Neither is it necessary or proper to pollute the minds of our readers by entering more fully into a subject which is both painful and depressing to dwell upon.

There are, of course, degrees of morality, or rather immorality, even in the most depraved, but it is pretty generally acknowledged by prison officials that the worst characters generally belong to the class known as roughs, and the worst of all are the London roughs.

Their language, habits, and mode of life are so radically bad that they may be pronounced irreclaimable, and for this reason: they were debased and utterly lost before they reached man’s estate.

They are literally wild beasts, whose animal instincts predominate to the almost total exclusion of any intellectual or moral feeling, and with them kind words or good counsel must necessarily be thrown away.

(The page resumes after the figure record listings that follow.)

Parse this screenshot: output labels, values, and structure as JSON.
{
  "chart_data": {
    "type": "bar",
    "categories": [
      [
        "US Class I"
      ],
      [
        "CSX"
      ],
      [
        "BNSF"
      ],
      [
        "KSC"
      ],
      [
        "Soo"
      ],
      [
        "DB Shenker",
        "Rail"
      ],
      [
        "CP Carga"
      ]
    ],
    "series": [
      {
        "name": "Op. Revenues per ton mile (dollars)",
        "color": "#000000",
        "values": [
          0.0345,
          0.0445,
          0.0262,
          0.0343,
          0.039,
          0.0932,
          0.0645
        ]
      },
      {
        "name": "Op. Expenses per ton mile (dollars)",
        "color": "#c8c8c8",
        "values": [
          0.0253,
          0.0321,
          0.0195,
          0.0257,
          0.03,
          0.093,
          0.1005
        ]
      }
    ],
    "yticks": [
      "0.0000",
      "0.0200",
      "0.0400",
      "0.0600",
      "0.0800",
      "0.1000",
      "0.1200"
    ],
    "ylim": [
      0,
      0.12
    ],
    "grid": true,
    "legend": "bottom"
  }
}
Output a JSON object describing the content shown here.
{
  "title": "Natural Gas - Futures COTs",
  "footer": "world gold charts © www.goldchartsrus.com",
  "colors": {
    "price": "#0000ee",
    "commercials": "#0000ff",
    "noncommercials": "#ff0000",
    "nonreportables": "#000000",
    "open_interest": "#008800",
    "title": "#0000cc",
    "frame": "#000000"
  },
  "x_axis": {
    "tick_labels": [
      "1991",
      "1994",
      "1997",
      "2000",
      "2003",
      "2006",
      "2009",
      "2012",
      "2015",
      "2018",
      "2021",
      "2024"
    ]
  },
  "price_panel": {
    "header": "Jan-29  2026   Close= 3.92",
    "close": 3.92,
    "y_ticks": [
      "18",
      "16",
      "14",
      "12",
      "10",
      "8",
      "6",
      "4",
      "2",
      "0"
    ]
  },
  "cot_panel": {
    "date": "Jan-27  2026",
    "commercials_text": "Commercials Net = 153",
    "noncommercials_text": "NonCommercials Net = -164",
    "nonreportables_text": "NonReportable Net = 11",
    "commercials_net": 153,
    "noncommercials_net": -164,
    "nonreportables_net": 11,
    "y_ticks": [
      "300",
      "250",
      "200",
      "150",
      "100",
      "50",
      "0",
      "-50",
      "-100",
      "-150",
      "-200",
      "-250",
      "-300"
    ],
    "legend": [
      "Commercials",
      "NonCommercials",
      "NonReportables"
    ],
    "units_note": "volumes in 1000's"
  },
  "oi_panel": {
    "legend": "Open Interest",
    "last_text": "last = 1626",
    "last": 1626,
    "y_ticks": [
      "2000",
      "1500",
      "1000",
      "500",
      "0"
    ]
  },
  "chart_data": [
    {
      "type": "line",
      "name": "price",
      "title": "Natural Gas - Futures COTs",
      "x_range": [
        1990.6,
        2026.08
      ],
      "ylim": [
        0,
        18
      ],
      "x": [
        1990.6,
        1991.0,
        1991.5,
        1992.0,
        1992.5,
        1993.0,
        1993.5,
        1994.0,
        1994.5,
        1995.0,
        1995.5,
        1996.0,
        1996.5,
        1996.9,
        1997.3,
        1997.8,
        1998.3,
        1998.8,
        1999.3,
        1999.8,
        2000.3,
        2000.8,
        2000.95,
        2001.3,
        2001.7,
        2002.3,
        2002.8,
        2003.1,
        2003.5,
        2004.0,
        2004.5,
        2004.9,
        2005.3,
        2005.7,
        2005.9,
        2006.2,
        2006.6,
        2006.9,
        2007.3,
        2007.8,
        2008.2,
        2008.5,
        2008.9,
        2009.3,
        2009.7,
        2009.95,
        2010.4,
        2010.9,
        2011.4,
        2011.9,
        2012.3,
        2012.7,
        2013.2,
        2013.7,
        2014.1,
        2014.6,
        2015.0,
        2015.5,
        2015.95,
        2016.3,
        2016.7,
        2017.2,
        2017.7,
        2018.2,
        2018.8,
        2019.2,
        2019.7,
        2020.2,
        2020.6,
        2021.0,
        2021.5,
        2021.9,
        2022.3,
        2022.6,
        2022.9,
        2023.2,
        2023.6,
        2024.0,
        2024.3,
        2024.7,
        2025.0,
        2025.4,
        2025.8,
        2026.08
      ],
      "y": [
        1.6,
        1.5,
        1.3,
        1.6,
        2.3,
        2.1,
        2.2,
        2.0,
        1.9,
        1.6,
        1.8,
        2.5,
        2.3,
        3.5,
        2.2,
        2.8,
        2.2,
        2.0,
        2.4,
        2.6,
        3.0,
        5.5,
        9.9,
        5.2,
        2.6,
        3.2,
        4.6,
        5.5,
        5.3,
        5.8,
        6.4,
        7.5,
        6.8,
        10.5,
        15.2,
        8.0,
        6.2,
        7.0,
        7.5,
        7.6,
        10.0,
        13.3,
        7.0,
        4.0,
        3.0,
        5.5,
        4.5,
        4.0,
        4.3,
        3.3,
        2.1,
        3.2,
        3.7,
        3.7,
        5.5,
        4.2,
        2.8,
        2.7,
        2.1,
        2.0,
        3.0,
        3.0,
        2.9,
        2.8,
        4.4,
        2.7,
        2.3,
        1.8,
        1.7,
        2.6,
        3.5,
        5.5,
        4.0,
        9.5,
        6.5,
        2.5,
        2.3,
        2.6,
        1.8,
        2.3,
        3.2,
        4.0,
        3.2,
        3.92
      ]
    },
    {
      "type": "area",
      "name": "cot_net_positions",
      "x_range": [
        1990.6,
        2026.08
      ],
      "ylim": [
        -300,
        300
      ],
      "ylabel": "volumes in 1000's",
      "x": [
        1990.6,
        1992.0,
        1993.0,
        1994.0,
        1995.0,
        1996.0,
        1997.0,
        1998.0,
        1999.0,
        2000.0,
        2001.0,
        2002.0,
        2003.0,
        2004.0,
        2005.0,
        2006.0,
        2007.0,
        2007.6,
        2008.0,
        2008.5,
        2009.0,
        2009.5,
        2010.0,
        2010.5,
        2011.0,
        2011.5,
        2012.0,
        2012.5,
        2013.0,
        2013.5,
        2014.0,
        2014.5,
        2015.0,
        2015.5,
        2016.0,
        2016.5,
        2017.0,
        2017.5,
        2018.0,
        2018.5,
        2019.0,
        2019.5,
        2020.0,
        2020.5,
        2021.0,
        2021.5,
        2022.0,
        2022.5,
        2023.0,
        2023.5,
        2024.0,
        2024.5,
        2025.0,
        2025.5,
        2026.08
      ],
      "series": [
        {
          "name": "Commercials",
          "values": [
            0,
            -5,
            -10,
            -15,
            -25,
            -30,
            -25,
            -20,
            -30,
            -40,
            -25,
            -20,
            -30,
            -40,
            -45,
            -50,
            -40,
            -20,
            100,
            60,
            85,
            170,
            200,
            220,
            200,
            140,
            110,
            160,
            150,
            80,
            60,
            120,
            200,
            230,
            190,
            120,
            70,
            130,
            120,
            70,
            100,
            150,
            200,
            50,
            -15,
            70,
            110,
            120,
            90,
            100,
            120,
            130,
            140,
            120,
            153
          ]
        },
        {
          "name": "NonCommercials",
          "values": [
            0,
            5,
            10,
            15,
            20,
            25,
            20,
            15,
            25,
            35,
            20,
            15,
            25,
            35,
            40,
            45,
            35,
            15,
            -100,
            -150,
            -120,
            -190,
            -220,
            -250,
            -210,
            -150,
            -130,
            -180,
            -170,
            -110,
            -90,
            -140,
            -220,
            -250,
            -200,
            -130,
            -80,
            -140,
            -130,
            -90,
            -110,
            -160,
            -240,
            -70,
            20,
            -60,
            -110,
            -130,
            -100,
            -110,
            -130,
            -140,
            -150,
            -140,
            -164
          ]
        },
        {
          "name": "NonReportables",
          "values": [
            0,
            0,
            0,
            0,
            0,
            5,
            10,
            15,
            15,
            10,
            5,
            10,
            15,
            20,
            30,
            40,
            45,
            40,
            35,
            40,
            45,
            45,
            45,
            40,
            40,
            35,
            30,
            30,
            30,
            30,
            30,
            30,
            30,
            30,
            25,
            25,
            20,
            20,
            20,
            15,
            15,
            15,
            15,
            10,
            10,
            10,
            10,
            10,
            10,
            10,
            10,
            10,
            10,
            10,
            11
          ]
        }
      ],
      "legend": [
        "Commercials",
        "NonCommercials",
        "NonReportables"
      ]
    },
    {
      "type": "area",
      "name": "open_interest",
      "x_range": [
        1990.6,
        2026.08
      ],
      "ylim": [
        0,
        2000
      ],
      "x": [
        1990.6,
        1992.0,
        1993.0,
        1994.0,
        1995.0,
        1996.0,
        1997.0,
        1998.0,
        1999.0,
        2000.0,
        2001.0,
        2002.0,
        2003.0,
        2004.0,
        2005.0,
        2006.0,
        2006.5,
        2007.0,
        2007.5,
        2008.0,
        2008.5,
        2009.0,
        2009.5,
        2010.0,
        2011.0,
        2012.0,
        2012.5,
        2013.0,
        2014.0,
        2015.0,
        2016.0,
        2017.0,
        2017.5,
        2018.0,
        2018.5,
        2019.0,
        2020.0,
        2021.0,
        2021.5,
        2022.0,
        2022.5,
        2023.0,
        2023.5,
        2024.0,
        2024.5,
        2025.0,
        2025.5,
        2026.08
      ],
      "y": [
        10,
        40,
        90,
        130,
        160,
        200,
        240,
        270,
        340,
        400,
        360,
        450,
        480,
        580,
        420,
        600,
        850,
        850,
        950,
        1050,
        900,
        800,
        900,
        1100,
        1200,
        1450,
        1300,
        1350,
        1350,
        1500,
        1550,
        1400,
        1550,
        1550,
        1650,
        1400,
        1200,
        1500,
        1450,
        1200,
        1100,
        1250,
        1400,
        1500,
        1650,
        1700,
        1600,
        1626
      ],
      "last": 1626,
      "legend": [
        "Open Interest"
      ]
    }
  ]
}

There is but one mode of effectually dealing with them—​brutes they are, and as brutes only can they be punished and coerced, and that is by the lash.

We have strong objections to flogging in the army and navy, but consider it to be the only efficient way in dealing with garrotters and ruffians who commit savage assaults upon either man or woman; in short, it is the only punishment that they dread, or that can exercise any influence as a preventive for crimes of this nature.

The man Baxter had passed through almost every gradation of crime; he had been a thief from his childhood, and so he remained upon reaching man’s estate.

He was, however, not an unmitigated ruffian.

To say the truth, there was more of the sneak about him than the ruffian. As to moral principle, he had none.

His favourite “lay” was pocketpicking, and this he had practised to an extent which might be said to be almost unlimited.